A project log for Open-Source 6-Axis Robotic Arm

A completely-open, scratch-built PUMA arm with 24" reach and 1lb payload

colin-kingsburyColin Kingsbury 12/08/2014 at 17:580 Comments

Right after my last update I decided to more or less completely toss my original design, so the past few months I've been doing a lot more designing, building, and testing than I have updating. So there's plenty of progress to report.

When I finished the first version of the wrist/gripper it became obvious that the original arm wasn't going to be able to lift it, let alone a payload on top. The first segment, which has to lift the most weight, could just barely handle the arm, wrist, and gripper, and the motion was very rough. The second arm segment was doing better torque-wise, but the belt drive was slipping and it didn't look to be easy to fix. So that was 0-for-2.
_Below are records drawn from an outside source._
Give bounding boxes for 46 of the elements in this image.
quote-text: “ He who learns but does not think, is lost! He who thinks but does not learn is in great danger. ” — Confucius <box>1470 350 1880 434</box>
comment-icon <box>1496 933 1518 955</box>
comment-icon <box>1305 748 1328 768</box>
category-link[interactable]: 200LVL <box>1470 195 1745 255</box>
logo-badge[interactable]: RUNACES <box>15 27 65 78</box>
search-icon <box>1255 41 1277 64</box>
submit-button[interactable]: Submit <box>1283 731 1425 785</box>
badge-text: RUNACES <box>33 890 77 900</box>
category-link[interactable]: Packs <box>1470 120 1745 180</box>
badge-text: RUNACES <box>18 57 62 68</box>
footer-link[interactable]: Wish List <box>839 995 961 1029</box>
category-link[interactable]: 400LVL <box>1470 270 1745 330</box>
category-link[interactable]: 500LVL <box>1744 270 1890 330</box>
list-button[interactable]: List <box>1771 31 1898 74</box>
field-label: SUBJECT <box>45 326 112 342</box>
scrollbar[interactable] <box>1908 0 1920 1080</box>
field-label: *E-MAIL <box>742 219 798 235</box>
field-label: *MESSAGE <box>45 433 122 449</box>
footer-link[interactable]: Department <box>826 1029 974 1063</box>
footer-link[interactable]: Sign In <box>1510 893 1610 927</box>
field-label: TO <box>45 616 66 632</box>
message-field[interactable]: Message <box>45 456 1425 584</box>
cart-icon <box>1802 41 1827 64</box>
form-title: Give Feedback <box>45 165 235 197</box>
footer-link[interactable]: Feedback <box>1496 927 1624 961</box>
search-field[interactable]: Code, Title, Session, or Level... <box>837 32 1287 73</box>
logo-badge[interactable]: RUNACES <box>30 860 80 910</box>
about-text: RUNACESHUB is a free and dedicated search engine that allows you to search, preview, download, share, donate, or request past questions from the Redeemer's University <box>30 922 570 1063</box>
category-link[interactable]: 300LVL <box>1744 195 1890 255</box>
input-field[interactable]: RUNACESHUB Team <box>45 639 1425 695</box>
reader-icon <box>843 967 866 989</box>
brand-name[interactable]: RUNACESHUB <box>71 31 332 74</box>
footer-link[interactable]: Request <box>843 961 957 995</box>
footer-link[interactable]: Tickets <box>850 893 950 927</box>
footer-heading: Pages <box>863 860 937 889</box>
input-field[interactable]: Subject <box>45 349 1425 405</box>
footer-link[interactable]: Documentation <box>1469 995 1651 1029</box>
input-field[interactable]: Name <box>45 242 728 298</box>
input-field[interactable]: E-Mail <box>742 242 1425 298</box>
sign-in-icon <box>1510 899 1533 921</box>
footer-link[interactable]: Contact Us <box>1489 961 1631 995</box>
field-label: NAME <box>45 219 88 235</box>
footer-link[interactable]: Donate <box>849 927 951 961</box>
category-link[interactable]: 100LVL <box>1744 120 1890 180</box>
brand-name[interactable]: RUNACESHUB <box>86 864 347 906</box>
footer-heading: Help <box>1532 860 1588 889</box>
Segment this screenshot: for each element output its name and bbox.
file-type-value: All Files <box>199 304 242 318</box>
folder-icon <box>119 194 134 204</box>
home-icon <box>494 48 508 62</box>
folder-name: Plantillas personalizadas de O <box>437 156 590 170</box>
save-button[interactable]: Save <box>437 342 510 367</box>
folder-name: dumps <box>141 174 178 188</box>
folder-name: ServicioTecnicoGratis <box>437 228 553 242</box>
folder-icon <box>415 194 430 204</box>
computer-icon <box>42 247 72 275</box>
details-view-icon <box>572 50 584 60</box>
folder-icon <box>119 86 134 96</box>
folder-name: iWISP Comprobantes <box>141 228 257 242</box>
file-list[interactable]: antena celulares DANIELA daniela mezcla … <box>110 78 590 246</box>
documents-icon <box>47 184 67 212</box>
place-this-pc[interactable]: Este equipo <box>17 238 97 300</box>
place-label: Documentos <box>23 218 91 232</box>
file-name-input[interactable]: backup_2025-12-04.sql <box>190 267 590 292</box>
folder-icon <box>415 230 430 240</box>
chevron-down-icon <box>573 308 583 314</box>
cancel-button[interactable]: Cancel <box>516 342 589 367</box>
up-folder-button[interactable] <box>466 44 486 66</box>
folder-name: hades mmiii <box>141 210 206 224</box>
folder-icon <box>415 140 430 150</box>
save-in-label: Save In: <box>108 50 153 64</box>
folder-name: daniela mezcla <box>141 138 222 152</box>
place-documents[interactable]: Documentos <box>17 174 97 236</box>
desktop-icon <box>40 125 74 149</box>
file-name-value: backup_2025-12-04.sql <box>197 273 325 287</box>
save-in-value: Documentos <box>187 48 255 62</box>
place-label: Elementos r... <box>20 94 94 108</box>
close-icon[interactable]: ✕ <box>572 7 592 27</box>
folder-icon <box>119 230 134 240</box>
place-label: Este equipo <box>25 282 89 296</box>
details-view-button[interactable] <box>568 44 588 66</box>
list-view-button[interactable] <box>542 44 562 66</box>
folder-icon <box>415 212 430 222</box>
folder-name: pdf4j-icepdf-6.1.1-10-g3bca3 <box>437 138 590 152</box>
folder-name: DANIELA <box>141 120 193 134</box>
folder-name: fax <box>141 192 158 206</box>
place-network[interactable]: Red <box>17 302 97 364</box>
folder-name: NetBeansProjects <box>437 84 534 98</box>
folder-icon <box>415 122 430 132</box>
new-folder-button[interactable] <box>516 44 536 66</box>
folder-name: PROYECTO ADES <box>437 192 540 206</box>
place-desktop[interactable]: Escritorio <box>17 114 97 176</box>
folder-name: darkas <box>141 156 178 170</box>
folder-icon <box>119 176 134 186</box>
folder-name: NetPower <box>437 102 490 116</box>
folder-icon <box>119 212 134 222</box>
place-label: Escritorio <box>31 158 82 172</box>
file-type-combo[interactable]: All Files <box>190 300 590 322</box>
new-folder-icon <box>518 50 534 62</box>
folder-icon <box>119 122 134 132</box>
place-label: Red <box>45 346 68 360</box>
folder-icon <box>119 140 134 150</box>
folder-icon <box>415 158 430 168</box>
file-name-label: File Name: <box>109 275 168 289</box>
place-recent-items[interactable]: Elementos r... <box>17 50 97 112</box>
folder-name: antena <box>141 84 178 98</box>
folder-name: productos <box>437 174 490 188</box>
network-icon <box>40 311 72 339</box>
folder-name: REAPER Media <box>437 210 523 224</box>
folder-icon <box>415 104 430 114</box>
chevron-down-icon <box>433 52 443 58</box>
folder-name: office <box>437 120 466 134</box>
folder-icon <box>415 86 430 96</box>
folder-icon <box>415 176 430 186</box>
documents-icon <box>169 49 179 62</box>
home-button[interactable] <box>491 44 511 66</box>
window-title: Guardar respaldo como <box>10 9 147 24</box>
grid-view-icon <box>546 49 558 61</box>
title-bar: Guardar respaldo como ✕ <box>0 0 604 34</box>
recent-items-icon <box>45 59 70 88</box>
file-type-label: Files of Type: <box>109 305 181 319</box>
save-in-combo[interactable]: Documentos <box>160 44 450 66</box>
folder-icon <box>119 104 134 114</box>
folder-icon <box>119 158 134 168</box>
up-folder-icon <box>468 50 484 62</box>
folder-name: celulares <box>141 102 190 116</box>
On top of that, I was looking at a design in which every joint was made up of a unique set of parts. While (sort of) fine for a quantity of one, it made the design a lot harder to reproduce. Also, I belatedly realized the virtues of through-joint wiring and wanted wider channels through the joints for plumbing.

While the first design turned out to be a failure, the process had taught me many lessons to improve my workflow and the redesign went much faster as a result. First, I chucked the original frame design and used 2" tube instead for the arm segments. This cut some weight and a lot of part count. It's so much simpler I am kicking myself for not doing it the first time.

Second, one of the central realizations was that the robot was just a series of joints, and that I could (in theory) have most or all of the six joints be identical in everything except the motor (the joints have widely varying torque needs). At this point, I'm confident I can use the same mechanical guts for at least 4 of the six joints, and can probably reuse a lot of parts for the other 2.